He was doing research studying a novel dehumidification system for spacecraft cabins. It was one of the latest in a string of developments for a guy who’s long had his head in the clouds. “I’ve always been interested in space,” he says. “I can’t remember a time when I wasn’t.”

Max Fagin Dartmouth Video


Fagin came to Vassar to take advantage of the Vassar-Dartmouth Dual Degree Program in Engineering. The five-year program has students spend three of those years at Vassar, usually as physics, chemistry, or mathematics majors. Junior year is spent at Dartmouth’s Thayer School of Engineering. Participants then return to Vassar for their senior year. Then it’s off to Dartmouth again for a final fifth year. Fagin ultimately graduated from Vassar in May 2010 with dual degrees in physics and astronomy, and in November 2011 from Dartmouth with a degree in engineering.

Microgravity University wasn’t Fagin’s first time with NASA. The summer after graduating from Vassar, Fagin was selected to the NASA Ames Academy for Space Exploration in California. The 10-week program offers a fully immersive NASA experience. One of the highlights? When Buzz Aldrin walked into Fagin’s office to chat.

Fagin plans to attend graduate school to study aerospace engineering, but for now, he’s working as a researcher at Dartmouth in the Lynch Rocket Lab. There he’s designing balloon-born and rocket-born payloads (“scientific packages,” Fagin says) to study the Earth’s upper atmosphere and the aurora borealis.

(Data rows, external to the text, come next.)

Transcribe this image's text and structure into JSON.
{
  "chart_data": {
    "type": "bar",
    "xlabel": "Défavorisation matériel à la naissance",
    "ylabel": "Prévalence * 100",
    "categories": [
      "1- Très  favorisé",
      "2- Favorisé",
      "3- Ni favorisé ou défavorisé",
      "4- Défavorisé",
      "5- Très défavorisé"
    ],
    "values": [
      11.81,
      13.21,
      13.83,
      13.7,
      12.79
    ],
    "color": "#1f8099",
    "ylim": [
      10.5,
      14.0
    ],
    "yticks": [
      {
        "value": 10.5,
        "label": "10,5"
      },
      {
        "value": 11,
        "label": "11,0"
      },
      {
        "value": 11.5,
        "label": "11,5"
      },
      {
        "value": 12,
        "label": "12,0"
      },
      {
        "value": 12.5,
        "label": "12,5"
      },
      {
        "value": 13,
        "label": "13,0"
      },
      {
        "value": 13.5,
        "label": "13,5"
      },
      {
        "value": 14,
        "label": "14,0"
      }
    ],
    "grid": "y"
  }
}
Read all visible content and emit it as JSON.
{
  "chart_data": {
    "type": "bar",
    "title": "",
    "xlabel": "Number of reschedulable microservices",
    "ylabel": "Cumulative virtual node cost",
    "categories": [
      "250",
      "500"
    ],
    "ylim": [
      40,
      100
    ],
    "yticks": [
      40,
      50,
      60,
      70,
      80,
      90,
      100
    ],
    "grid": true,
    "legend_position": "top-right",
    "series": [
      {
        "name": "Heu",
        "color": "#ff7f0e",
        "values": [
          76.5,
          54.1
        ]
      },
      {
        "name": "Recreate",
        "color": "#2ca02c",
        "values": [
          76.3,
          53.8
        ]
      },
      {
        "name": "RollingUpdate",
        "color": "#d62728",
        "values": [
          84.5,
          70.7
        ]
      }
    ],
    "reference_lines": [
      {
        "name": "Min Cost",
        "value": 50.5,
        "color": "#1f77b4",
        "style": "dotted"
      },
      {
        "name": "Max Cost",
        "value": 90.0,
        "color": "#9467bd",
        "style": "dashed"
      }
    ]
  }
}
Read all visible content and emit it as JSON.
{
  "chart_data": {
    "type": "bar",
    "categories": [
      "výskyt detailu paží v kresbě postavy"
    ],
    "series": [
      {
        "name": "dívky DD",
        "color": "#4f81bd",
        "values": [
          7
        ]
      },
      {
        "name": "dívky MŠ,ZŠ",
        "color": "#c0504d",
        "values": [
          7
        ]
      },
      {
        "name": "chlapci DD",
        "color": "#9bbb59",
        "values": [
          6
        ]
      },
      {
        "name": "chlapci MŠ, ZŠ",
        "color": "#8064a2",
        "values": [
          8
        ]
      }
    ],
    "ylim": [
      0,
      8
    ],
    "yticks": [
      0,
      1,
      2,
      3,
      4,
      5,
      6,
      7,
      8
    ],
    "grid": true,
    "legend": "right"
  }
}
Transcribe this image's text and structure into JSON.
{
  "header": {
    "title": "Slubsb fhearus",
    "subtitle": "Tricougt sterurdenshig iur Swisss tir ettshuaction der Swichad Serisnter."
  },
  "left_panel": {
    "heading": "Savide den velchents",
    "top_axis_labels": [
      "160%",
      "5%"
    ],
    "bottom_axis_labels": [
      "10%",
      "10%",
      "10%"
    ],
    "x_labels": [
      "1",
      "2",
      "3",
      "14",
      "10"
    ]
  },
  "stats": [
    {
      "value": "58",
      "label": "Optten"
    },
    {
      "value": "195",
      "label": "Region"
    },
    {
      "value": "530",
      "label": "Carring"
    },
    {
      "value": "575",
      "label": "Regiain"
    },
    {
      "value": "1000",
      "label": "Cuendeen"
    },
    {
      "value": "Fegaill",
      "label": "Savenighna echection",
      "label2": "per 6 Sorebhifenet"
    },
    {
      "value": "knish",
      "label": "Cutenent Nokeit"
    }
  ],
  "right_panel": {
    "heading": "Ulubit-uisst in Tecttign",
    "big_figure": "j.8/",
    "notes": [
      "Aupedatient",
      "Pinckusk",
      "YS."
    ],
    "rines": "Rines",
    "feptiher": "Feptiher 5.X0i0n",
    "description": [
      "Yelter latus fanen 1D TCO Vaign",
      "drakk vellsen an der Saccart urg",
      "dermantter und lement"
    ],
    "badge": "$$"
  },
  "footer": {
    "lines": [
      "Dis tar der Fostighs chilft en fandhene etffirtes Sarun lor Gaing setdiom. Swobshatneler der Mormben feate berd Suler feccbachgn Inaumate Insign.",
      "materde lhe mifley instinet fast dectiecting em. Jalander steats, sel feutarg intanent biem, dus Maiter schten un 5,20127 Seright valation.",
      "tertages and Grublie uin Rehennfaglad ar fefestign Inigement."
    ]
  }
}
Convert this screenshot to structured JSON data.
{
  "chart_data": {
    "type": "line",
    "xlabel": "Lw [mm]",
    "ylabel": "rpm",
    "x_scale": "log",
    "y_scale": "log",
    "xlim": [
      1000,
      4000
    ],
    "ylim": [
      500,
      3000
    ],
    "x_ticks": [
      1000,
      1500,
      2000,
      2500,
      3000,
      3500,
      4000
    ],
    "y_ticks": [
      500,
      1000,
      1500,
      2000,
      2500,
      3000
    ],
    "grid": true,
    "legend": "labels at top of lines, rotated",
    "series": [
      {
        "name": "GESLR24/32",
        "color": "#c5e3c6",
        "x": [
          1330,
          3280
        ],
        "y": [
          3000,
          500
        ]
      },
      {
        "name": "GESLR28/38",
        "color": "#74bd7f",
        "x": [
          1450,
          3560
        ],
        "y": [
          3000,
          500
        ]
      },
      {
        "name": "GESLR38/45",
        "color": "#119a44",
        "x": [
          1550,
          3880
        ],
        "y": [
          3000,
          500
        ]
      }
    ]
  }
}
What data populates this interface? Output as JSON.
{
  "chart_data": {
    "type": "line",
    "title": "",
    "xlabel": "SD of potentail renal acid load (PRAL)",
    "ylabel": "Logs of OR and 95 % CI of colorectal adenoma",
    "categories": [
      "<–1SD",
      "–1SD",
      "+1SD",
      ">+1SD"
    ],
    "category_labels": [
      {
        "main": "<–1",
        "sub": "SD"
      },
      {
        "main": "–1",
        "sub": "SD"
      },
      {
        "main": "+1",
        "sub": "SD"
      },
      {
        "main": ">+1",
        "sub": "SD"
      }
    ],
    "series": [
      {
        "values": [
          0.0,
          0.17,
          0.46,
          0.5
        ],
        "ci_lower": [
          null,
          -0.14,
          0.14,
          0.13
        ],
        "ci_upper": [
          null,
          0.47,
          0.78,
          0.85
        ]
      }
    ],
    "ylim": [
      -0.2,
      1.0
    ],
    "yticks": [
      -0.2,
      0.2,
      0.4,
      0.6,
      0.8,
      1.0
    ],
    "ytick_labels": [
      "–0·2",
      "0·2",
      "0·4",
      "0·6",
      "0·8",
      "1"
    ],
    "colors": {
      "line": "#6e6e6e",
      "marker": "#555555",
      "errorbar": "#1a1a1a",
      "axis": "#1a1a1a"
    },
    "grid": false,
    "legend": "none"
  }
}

He is also contracted through the Lynch lab to do dark energy research with a Harvard astronomy professor, helping to measure distant supernova. It’s an area of research that joins Fagin to the lineage of Vera Cooper Rubin ’48, whose own astronomical research has been credited with proving the existence of dark matter.

Fagin hopes it will all lead to a genuine foray into space, the final frontier. “Every boy goes through a phase in his life where he wants to be an astronaut. I guess I just never really grew out of it,” he says. He knows it might be a long shot, but has his sights set on the stars—or, more accurately, the planets—nonetheless. “I intend to die of natural causes,” he says, “on Mars.”